Mumbai, 5 Aug (Commoditiescontrol): Gold prices edged lower on Monday as investors engaged in profit-taking, though concerns over a potential U.S. recession and increasing expectations of interest rate cuts kept the downside in check.
By 0158 GMT, spot gold had dipped 0.1% to $2,439.94 per ounce, while U.S. gold futures climbed 0.5% to $2,482.00. The mixed movement comes after Friday's economic data revealed slower-than-expected job growth in July, with unemployment rising to 4.3%. This pointed to potential weaknesses in the U.S. labor market, heightening fears of a recession and bolstering the likelihood of a rate cut at the Federal Reserve's upcoming meeting on September 17-18.

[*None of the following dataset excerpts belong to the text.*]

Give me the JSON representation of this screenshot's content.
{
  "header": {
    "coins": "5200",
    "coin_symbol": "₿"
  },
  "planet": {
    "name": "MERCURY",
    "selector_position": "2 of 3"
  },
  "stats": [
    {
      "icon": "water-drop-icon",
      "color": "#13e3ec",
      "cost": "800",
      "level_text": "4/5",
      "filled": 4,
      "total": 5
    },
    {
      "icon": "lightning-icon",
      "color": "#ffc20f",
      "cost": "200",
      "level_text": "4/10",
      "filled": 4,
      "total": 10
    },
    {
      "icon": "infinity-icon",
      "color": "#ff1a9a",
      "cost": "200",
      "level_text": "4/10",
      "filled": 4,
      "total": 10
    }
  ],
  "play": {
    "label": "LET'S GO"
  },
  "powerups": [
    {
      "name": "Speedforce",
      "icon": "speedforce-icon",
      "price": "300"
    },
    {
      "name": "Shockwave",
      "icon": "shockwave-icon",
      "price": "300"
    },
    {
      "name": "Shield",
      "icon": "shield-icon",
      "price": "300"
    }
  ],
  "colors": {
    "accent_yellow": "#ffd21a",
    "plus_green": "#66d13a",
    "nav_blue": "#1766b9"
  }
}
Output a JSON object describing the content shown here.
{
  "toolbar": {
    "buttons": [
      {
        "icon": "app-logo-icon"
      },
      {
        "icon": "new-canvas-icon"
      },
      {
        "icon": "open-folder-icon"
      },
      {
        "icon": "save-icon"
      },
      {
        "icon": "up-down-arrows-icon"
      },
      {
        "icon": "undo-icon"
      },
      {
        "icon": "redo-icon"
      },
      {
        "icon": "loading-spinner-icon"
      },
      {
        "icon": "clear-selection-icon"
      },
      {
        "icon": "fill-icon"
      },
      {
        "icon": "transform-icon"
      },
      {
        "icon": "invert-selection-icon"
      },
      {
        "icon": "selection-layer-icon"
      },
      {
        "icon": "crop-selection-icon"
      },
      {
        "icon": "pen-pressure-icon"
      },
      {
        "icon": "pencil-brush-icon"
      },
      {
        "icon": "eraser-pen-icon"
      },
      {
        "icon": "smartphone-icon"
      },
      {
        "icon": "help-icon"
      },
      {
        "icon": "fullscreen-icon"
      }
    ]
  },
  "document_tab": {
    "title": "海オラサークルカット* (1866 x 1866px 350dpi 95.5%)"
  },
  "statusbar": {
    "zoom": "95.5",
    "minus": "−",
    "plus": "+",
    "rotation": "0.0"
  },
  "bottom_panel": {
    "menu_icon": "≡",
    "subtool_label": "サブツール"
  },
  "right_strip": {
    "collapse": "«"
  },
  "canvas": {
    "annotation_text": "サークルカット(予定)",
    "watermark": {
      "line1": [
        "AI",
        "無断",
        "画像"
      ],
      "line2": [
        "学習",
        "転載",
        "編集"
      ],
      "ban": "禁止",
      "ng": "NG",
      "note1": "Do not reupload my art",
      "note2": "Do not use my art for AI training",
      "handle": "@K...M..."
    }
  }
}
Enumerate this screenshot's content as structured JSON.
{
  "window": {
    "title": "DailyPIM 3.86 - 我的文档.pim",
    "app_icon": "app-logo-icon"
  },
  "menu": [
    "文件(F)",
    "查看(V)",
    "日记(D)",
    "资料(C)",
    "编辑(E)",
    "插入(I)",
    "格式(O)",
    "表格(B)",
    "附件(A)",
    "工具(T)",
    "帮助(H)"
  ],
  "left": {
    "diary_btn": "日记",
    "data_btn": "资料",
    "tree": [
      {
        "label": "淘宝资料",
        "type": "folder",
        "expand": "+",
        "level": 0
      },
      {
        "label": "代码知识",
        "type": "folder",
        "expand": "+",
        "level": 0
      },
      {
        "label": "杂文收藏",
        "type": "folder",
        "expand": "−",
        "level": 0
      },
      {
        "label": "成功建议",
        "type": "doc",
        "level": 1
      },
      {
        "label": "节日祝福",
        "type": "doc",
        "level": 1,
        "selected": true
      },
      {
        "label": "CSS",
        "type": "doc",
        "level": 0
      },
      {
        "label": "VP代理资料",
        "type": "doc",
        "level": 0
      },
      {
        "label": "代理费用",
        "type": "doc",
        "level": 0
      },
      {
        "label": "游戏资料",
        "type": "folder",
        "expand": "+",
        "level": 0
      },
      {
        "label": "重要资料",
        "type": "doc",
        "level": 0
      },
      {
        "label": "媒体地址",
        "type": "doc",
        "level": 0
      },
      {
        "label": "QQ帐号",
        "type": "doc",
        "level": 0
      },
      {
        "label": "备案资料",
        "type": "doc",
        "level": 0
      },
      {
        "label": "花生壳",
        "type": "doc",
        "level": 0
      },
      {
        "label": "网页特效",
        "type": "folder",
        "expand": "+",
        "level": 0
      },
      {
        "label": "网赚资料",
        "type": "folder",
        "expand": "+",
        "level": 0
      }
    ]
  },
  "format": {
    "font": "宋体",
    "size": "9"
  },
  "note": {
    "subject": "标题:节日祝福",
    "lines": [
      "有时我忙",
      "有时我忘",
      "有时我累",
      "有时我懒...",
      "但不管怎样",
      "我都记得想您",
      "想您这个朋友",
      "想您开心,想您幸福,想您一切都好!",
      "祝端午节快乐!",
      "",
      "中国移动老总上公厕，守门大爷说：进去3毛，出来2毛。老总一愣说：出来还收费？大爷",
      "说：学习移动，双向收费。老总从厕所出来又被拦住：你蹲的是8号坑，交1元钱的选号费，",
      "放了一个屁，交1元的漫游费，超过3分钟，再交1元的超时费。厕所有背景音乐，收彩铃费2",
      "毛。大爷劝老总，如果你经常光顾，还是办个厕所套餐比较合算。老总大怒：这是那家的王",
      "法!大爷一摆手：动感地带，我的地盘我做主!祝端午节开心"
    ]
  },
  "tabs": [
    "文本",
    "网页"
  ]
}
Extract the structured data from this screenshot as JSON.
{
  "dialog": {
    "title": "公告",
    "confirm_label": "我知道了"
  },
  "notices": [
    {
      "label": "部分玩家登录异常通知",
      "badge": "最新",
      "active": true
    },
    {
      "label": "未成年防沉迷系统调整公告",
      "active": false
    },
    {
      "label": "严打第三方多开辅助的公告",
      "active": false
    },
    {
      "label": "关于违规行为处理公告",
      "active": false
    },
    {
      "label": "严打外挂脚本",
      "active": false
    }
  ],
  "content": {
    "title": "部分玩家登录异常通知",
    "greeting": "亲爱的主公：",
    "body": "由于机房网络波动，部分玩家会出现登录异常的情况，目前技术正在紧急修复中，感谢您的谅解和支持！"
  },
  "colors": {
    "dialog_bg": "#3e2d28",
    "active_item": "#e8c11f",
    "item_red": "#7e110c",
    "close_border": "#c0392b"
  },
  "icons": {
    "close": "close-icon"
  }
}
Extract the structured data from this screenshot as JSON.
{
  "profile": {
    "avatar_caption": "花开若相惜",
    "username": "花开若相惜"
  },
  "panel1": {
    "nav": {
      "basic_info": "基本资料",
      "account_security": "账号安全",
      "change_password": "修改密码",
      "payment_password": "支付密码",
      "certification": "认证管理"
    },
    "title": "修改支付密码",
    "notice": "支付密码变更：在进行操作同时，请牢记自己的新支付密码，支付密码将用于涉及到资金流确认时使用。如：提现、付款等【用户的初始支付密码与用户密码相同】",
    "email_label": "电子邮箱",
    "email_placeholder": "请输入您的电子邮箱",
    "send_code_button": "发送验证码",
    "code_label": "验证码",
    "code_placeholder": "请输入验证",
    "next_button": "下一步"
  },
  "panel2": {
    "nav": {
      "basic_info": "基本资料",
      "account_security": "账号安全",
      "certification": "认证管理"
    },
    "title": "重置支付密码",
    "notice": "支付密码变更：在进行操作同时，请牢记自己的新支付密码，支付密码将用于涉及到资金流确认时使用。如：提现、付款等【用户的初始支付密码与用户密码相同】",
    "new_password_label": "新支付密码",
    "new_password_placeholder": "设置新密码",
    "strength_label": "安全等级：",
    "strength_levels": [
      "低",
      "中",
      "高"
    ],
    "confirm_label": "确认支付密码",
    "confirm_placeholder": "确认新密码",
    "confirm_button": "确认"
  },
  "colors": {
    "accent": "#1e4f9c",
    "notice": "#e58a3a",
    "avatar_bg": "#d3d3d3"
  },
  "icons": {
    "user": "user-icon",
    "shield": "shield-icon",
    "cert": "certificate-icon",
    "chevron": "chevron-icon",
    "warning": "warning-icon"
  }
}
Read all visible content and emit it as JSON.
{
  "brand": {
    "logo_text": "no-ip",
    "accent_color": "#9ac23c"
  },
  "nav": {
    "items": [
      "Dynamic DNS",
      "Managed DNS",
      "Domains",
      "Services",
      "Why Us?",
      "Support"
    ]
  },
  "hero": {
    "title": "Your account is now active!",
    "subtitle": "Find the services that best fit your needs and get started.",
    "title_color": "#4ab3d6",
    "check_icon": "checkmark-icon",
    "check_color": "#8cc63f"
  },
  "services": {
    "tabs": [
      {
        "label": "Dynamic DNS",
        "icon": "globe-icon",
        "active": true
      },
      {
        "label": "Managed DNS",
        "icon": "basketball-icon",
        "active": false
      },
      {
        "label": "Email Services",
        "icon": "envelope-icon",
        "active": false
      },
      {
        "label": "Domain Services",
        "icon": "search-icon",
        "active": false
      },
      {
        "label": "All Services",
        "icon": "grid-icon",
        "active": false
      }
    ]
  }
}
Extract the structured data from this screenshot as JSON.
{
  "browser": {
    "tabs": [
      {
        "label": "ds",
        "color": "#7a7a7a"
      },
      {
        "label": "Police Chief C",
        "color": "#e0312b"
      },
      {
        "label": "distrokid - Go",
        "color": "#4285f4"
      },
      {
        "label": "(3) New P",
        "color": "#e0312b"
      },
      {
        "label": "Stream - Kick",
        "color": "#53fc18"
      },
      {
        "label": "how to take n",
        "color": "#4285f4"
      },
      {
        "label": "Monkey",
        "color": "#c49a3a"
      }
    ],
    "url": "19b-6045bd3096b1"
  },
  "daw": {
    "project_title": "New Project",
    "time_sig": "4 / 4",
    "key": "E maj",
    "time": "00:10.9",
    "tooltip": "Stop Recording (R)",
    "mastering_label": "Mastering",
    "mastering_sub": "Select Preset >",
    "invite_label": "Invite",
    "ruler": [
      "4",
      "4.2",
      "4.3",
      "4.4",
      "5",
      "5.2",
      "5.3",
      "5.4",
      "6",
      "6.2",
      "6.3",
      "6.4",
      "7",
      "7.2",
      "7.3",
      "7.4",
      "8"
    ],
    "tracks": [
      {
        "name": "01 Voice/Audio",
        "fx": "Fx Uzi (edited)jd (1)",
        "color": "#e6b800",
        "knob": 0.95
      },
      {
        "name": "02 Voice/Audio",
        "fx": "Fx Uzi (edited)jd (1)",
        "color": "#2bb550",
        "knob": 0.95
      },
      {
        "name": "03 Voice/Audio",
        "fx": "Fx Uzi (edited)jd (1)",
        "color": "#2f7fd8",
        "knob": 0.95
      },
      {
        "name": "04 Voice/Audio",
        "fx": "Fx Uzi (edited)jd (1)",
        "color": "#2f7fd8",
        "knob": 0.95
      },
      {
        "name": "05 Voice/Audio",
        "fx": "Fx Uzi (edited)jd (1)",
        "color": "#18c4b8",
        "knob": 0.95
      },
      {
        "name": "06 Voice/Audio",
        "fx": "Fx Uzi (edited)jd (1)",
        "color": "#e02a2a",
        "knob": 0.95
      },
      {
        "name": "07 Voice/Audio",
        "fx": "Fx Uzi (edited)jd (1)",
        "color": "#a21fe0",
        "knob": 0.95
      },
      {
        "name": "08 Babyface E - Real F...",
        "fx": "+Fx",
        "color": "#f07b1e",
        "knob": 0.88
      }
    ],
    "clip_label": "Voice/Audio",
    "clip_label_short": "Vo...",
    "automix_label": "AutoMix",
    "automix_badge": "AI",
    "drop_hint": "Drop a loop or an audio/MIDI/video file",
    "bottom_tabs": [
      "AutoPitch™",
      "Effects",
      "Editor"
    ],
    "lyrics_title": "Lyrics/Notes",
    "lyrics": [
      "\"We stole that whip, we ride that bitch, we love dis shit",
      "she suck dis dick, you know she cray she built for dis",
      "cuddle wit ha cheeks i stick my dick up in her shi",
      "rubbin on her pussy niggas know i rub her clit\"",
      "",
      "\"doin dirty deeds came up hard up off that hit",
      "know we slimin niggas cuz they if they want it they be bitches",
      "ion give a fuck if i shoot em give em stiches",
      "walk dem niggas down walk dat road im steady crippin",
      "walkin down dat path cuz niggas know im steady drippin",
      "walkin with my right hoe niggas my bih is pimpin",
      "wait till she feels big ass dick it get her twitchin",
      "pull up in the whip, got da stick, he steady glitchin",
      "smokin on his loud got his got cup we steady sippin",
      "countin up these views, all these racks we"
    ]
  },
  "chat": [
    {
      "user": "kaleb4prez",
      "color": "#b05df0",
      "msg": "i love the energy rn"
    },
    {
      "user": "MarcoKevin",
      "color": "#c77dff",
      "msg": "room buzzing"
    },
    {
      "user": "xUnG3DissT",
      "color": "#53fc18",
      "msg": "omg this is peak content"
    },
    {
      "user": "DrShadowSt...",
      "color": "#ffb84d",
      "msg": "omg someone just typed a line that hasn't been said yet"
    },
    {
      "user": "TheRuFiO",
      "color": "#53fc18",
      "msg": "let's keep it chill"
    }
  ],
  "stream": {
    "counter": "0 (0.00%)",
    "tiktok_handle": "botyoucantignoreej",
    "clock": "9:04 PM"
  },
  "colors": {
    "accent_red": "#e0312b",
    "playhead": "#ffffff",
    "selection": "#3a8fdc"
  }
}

Market sentiment has shifted sharply, with traders now pricing in a more than 70% chance of the Fed lowering rates by 50 basis points in September, compared to just 11.5% a week earlier, according to the CME FedWatch tool. Lower interest rates generally favor gold by reducing the opportunity cost of holding the non-yielding asset.
Broader financial markets reflected the same anxiety, as share markets in Asia slid and bonds rallied on growing fears of a U.S. recession, prompting widespread risk aversion.
In India, gold premiums fell last week as the recent recovery in prices dampened a buying spree triggered by the government's move to ease import taxes. Meanwhile, weakening consumer sentiment in China, the world's top gold consumer, further weighed on demand.
Elsewhere, geopolitical tensions added another layer of uncertainty. The U.S. military announced plans to deploy additional fighter jets and Navy warships to the Middle East, as Washington aims to strengthen defenses following threats from Iran and its allies Hamas and Hezbollah.
In other precious metals, spot silver remained steady at $28.55 per ounce, platinum dropped 0.76% to $950.60, and palladium declined 0.8% to $884.73.